田敏颜将东西拿回西厢,却见那本该在屋内的两个人不在房里,不由眉头一皱,而此时,江氏那高昂的魔音传了过来。
她扔下药包,向正房跑去。
“我当初是咋说的?早就叫你将那方子给你小妹,她认得的人多,谁要欺上来也要先掂量掂量。你是咋的?捂得死死的,现在惹祸了吧?胡霸子那王八犊子也是你能招惹的?踹你两脚算是轻的,没给你捅刀子,今儿就得拜神了。”江氏气哼哼地指着田怀仁恶声骂,在她身边,田怀兰一脸的幸灾乐祸和百般算计。
“行了,老三才儿家来,气都喘不上一口,你没问好也就罢了,还骂个啥?”田老爷子瞪了江氏一眼。

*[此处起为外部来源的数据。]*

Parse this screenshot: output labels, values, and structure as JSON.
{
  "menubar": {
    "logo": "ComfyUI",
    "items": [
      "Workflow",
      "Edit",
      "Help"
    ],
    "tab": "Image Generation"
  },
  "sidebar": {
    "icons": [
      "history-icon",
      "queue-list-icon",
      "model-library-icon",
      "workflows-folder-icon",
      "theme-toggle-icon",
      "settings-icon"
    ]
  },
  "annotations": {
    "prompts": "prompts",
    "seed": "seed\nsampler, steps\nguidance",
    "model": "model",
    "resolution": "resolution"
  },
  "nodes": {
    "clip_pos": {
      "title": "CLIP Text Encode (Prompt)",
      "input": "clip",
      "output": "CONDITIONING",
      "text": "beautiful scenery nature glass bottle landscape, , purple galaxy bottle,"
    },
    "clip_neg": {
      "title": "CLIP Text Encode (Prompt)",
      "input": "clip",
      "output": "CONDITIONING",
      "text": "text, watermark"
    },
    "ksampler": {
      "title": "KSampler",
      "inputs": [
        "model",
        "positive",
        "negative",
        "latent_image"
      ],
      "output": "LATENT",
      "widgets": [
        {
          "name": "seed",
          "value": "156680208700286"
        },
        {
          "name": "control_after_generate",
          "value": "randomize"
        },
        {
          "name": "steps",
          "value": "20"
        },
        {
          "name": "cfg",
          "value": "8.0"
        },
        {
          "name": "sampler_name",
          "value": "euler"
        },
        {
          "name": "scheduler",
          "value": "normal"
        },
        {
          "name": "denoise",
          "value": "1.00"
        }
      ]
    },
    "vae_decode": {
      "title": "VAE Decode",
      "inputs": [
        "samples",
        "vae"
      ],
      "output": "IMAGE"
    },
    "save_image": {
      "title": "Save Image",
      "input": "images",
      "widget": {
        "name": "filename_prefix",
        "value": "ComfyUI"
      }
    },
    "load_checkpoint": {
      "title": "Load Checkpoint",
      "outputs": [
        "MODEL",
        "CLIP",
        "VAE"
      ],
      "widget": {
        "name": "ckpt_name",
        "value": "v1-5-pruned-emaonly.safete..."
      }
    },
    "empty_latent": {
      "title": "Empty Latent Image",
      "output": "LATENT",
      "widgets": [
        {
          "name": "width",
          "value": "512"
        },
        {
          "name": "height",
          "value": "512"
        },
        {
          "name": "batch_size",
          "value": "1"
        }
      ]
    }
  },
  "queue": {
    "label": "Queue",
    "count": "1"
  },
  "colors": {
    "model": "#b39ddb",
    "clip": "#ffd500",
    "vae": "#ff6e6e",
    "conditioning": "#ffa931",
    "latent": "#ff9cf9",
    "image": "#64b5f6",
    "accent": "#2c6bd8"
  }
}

“可不是,娘亲,爹爹,我不是说了,回来就歇着吗?怎么还到处乱跑,又不是吃饱了撑着,何苦颠颠的前来招骂。”田敏颜进屋就毫不客气地开口。
“你这死囡仔,进来也不叫人,跟着青蛙似的呱呱往外叫,还懂不懂规矩?”江氏见了田敏颜就觉得像有针刺眼的痛,立时就发作起来。
“阿妈,你怎么这般说,我骂谁了?谁应了?”田敏颜冷淡地扫她一眼,说道:“大夫说,我爹娘都受惊了,要好好静养,受不得劳累和糟心,更担不起阿妈你这样的责骂。”
“反了反了!反了天了,老三,你生的什么好女儿?还忤逆起长辈来了。”江氏气得够呛,指着田敏颜眼睛瞪得铜铃般大。
田敏颜垂下眼帘:“阿妈,我只是担心我爹娘罢了,有啥不妥,还请你担待些。爹,娘,回屋去吧。”
“哎。”田怀仁弱弱地应了一声,又看向老爷子说道:“爹,没事我先回屋了。”
“哦,哦。”田老爷子点着头,猛地想起什么问道:“哎,老三,你等等。”
田敏颜几人都回过头去,田老爷子咳了一声,尔后故作不经意地问:“老三,那胡霸子来砸摊子的时候,你就没说一声你大哥的名?要是说上一声,也不至于挨了打了。”
田怀仁一怔,还没反应过来,田怀兰就抢着说道:“哎哟,那胡霸子可是那安郡王爷的侄儿啊。大哥可不能招惹了,这好不容易才当上官呢,万一得罪了安郡王爷,那可就……”
田怀仁直直地看着田怀兰,又看一眼田老爷子若有所思的表情,只觉得被踹了的心窝子此刻更痛了,像是有把钝刀在生生的剜着一样。
田怀仁心情的变化,站在他身侧的田敏颜立即就感觉到了,气得不轻,冷笑着看着田怀兰说道:“这个二姑还请放心,从头到尾,咱都没有说过一声大伯的名头,所以也担不起连累大伯的说辞。”
田怀兰哼的一声,撇撇嘴别开头去。
“那听兰儿说,你娘后头是带了个啥人来,那胡霸子才罢休的?”田老爷子似松了一口气似的又问。这让田怀兰都竖起耳朵来,毕竟是能让胡霸子吃闷亏的人呢,这老三是从哪认得的人?
田敏颜看着田老爷子那明显放松下来的面部,突然觉得自家爹爹实在是可悲,没有早投几年胎,投在长房这一房上,要不,田老爷子就会偏心向他了吧。
“不过是生意上的朋友罢了。”田敏颜淡淡的说了一句,不愿多说,只道:“阿公,我爹和娘都累了,这就回屋去了。”语毕,头也不回地走了。